Hanno parlato della situazione generale del Paese, anche in relazione ai progetti di Eni, confrontandosi inoltre sulla possibilità di introdurre fonti rinnovabili nella produzione di energia. L'Amministratore Delegato Claudio Descalzi ha incontrato a Tripoli lo scorso 31 luglio il capo del Consiglio di Presidenza del Governo libico di unità nazionale, Fayez al-Sarraj. Insieme a loro anche Mustafa Sanalla, il Presidente della National Oil Corporation (NOC).

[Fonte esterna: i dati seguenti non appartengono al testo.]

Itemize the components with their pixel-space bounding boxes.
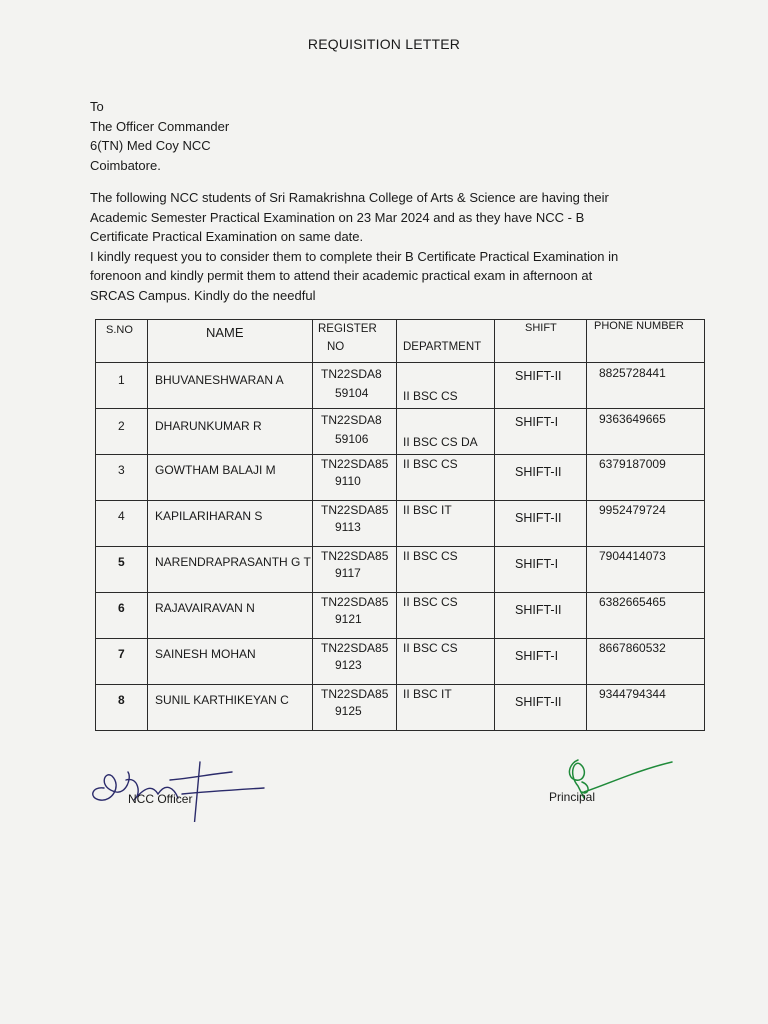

L'AD Claudio Descalzi ha confermato a Sarraj il pieno commitment della società per quanto riguarda le attività operative e progettuali nel Paese, rinnovando l'impegno di Eni (che controlla il 100% di Agi) anche in campo sociale. Il Gruppo infatti ha da tempo avviato una serie di iniziative, in particolare nel settore della generazione di energia elettrica: facendo seguito al Memorandum of Understanding sottoscritto lo scorso anno con GECOL e NOC, Eni ha dato notevole impulso al settore power, fornendo parti di ricambio e assistenza tecnica che hanno permesso il ripristino nell'area di Tripoli di una potenza erogata pari a 425 MW.

Il Gruppo intende inoltre continuare a dare concreto supporto alla popolazione libica, come negli anni scorsi, mettendo a disposizione know-how e competenze nello sviluppo di progetti in campo eolico e solare. L'introduzione delle fonti di energie rinnovabili per la prima volta nel Paese, come ha spiegato Claudio Descalzi, nasce in risposta a una necessità della popolazione: disporre di maggiore energia, senza aumentare il consumo locale di idrocarburi. Lo sviluppo di energie rinnovabili nei Paesi in cui Eni è presente rappresenta un elemento fondamentale nel processo di transizione energetica verso uno scenario low-carbon.